Fortran for Symbolic Integration

Hi all, I am newly fresh in learning Fortran for Mathematics purpose, I was learning Julia this one year then read the wikipedia :

It is still used for science and engineering, so I am interested to use Fortran for science. In Julia or Python there is a package called SymPy to calculate symbolic integration. I currently learning this integration by parts in calculus and want to know is Fortran able to compute the solution of this:
Capture d’écran_2023-07-04_20-26-26

I read few topics already and saw this, but have no idea how to use this.

I use GNU compiler GCC 11.2.0, able to execute simple average program from the wikipedia page


Cecil E. Leith called FORTRAN the “mother tongue of scientific computing”, adding that its replacement by any other possible language “may remain a forlorn hope”

3 Likes

I have just discovered that @certik , who is very active on this forum, was at the origin of Sympy, and that he also started the github project on Symengine. So he will surely be able to give you pertinent informations.

2 Likes

Short answer: NO

I contribute to the maxima computer algebra package. I am not aware of any significant general purpose symbolic integration routines in Fortran. Much of the early work in the area - in the period when Fortran was dominant - used lisp.

The wikipedia article List of computer algebra systems will lead you to further information, including the language(s) the systems are written in.

I should add that the recurrence relation for the integral only terminates if α is a positive integer. In the general case you need to evaluate the integral numerically. There are a large number of subroutine libraries for this class of problem, as the algorithm of choice is problem dependent.

See https://fortran-lang.discourse.group/t/numerical-integration-library/ for some clues

1 Like

Yes, I am the original author of SymPy and SymEngine. I wrote the initial Fortran wrappers to SymEngine, but don’t have time currently to make them feature complete. If you, or anybody else, wants to help out, that would be great. I think SymEngine currently cannot do integration, for that you have to use SymPy for now.

3 Likes

Thanks for this. I have heard about Maxima but never try it. There are tons of Scientific Programming Language. Hard to try all of them.

I want to help out the SymEngine, but I am just beginning to learn Fortran. Where do I start? (on SymPy, I already have a year of using it in both Julia and Python)

@FreyaGoddess awesome. You can learn Fortran and then help us figure out a good interface to SymEngine and SymPy. I can see here SymPy · Julia Packages that it’s quite easy to use SymPy from Julia, the same for symengine SymEngine · Julia Packages. Are you hoping to use SymPy and SymEngine in a similar way from Fortran?

I think we should figure it out.
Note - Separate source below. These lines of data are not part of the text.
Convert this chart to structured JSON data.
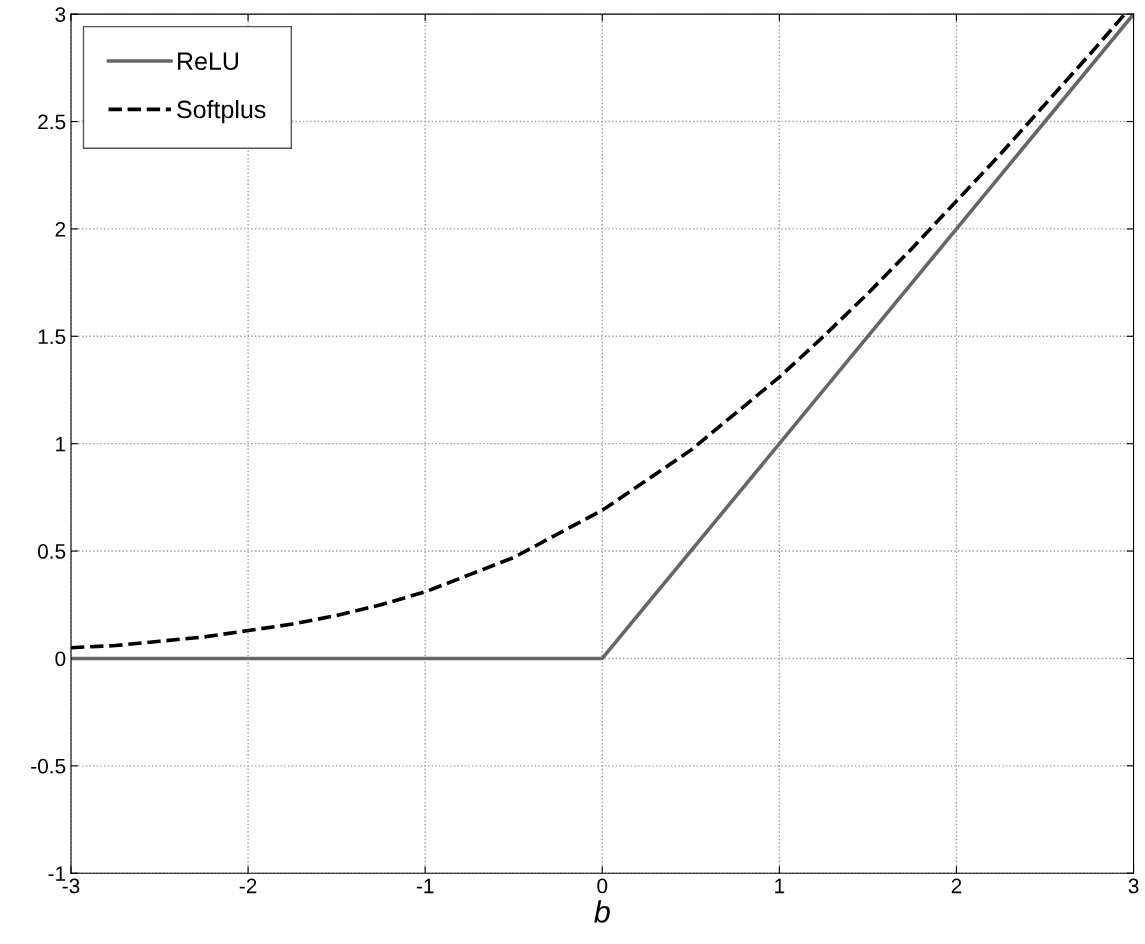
{
  "chart_data": {
    "type": "line",
    "xlabel": "b",
    "xlim": [
      -3,
      3
    ],
    "ylim": [
      -1,
      3
    ],
    "xticks": [
      -3,
      -2,
      -1,
      0,
      1,
      2,
      3
    ],
    "yticks": [
      -1,
      -0.5,
      0,
      0.5,
      1,
      1.5,
      2,
      2.5,
      3
    ],
    "grid": true,
    "legend": "top left",
    "marker": "none",
    "series": [
      {
        "name": "ReLU",
        "color": "#666666",
        "line_style": "solid",
        "x": [
          -3,
          0,
          3
        ],
        "values": [
          0,
          0,
          3
        ]
      },
      {
        "name": "Softplus",
        "color": "#000000",
        "line_style": "dashed",
        "x": [
          -3,
          -2.75,
          -2.5,
          -2.25,
          -2,
          -1.75,
          -1.5,
          -1.25,
          -1,
          -0.75,
          -0.5,
          -0.25,
          0,
          0.25,
          0.5,
          0.75,
          1,
          1.25,
          1.5,
          1.75,
          2,
          2.25,
          2.5,
          2.75,
          2.95
        ],
        "values": [
          0.05,
          0.06,
          0.08,
          0.1,
          0.13,
          0.16,
          0.2,
          0.25,
          0.31,
          0.39,
          0.47,
          0.58,
          0.69,
          0.83,
          0.97,
          1.14,
          1.31,
          1.5,
          1.7,
          1.91,
          2.13,
          2.35,
          2.58,
          2.81,
          3.0
        ]
      }
    ]
  }
}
Matlab has symbolics too: Symbolic Math Toolbox Documentation, so we can get inspired by some of the API.

The example in symengine.f90 is the best we have so far: symengine.f90/test/test_basic.f90 at master · symengine/symengine.f90 · GitHub.

1 Like

Yes it is very easy to use SymPy in Julia, and I want to know the technical coding behind it, not just few codes, it takes longer to write FORTRAN codes but I think it will be worth more than write less codes.
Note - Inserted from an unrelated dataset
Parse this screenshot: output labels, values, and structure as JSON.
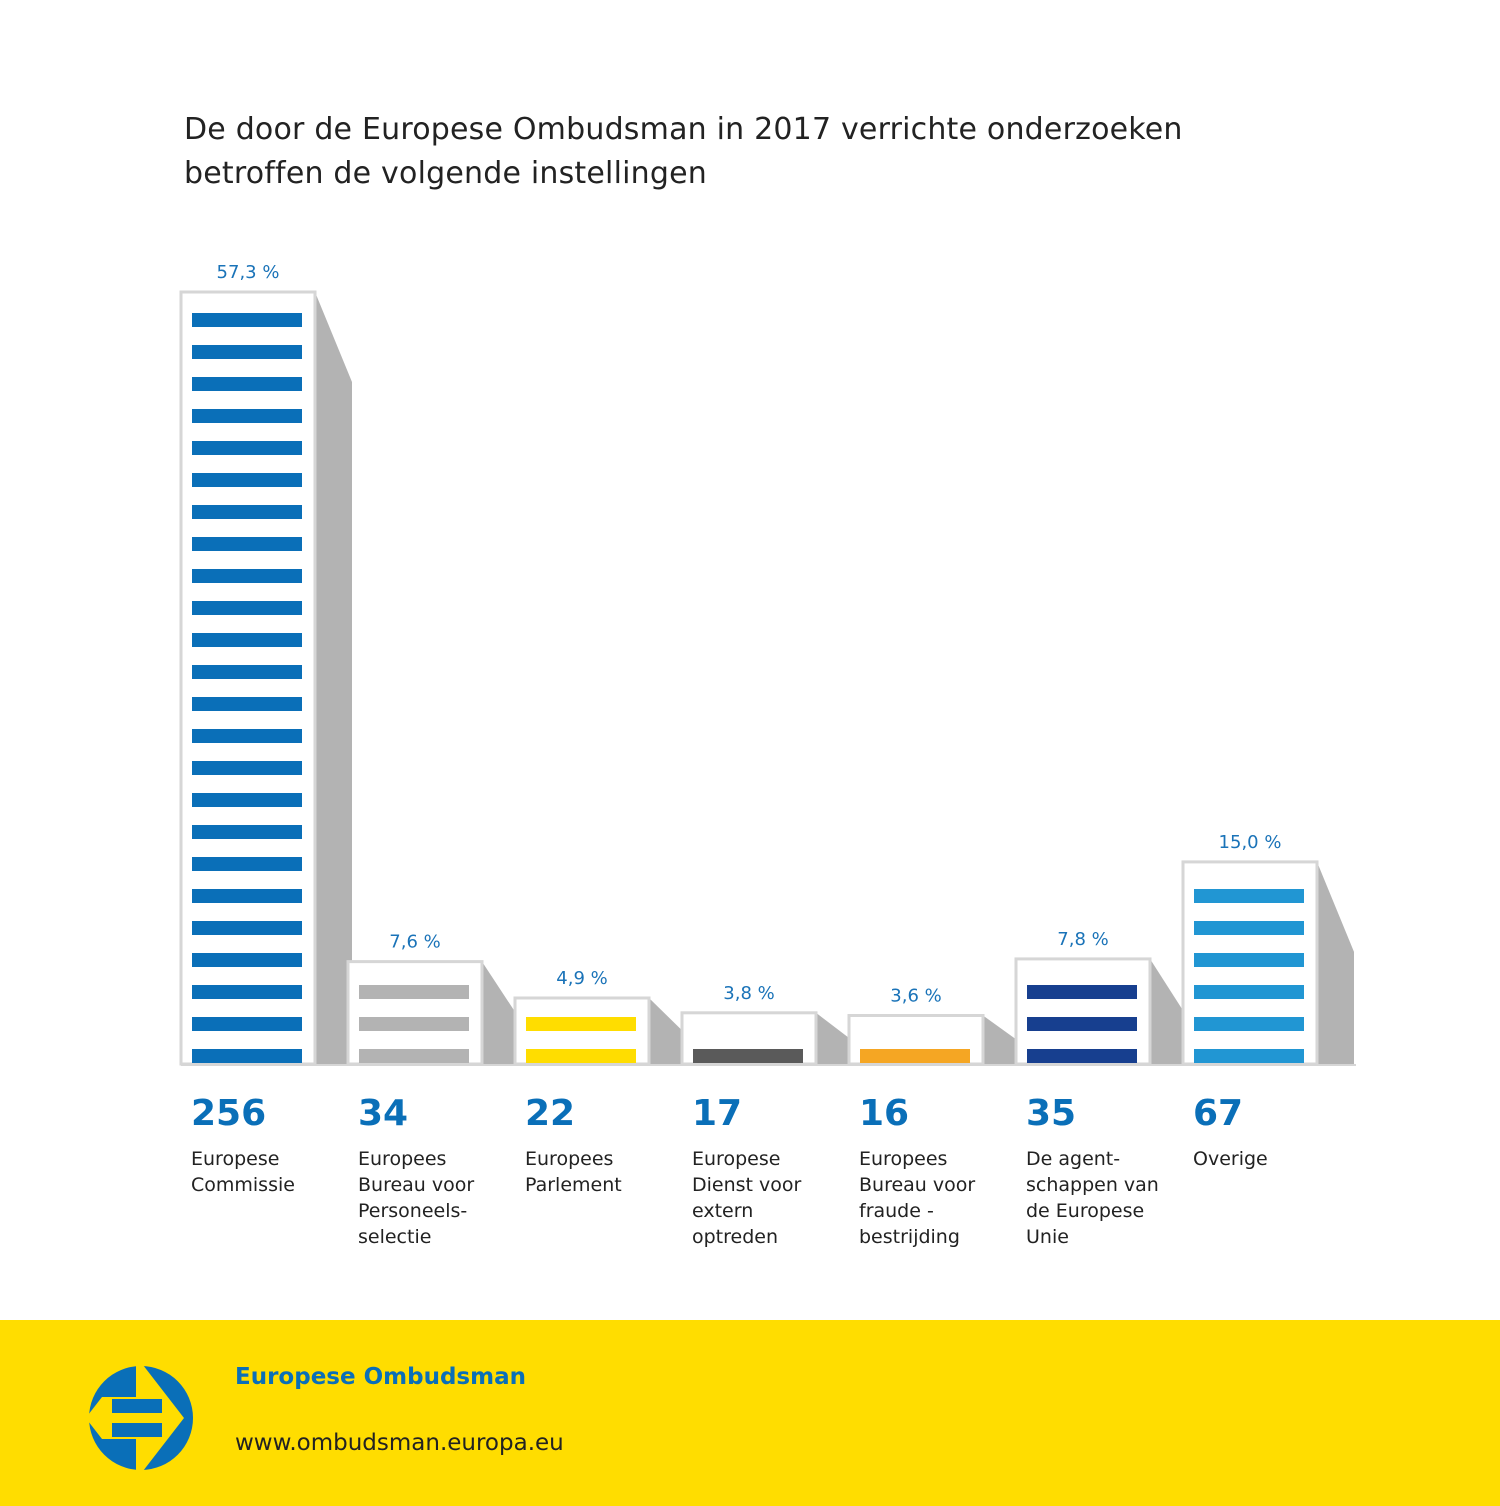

In Julia, to get an implicit differentiation is like this :

using SymPy
@syms x, y, u()

ex = y/(exp(0.1*x^2))
ex1 = ex(y => u(x))

#  we differentiate both sides in x:
ex2 = diff(ex1, x)

# solve for dy/dx
dydx = diff(u(x), x)
ex3 = solve(ex2, dydx)[1]    # pull out lone answer with [1] indexing

# As this represents an answer in terms of u(x), 
# we replace that term with the original variable:
dydx₁ = ex3(u(x) => y)

If it takes longer for FORTRAN to write the similar code that resulting the same answer, it will be fine by me as long as I can comprehend.

I am on half way learning Calculus from Purcell textbook, and have a Fortran book written by Chapman. I can run a single Fortran file currently like gfortran -o example example.f90, I haven’t arrive at the stage how to link it with other Fortran code, combine with C, use CMake as well. I know I still have to learn and improve more. I used MATLAB, but Julia can easily replaced all that MATLAB can do, thus I uninstall MATLAB.

1 Like

For the subset of SymPy that SymEngine can do, the syntax here https://github.com/symengine/symengine.f90/blob/52f16d89bc4c489135d632a20544fd05475d4508/test/test_basic.f90 is actually not bad, and it’s a great starting point. The type(Basic) is implemented here: https://github.com/symengine/symengine.f90/blob/52f16d89bc4c489135d632a20544fd05475d4508/src/symengine_basic.f90#L9 and I can see that it is using a finalizer to correctly deallocate things, so I think this approach will work and not leak memory, while keeping the syntax quite natural.

We can follow the same approach to wrap SymPy into Fortran, much like Julia does it.

2 Likes

We can prolly also take inspiration from Wolfram Mathematica or Maple. Those are the two commercial suites that I’ve used in the past, thanks to licenses paid by my university back then.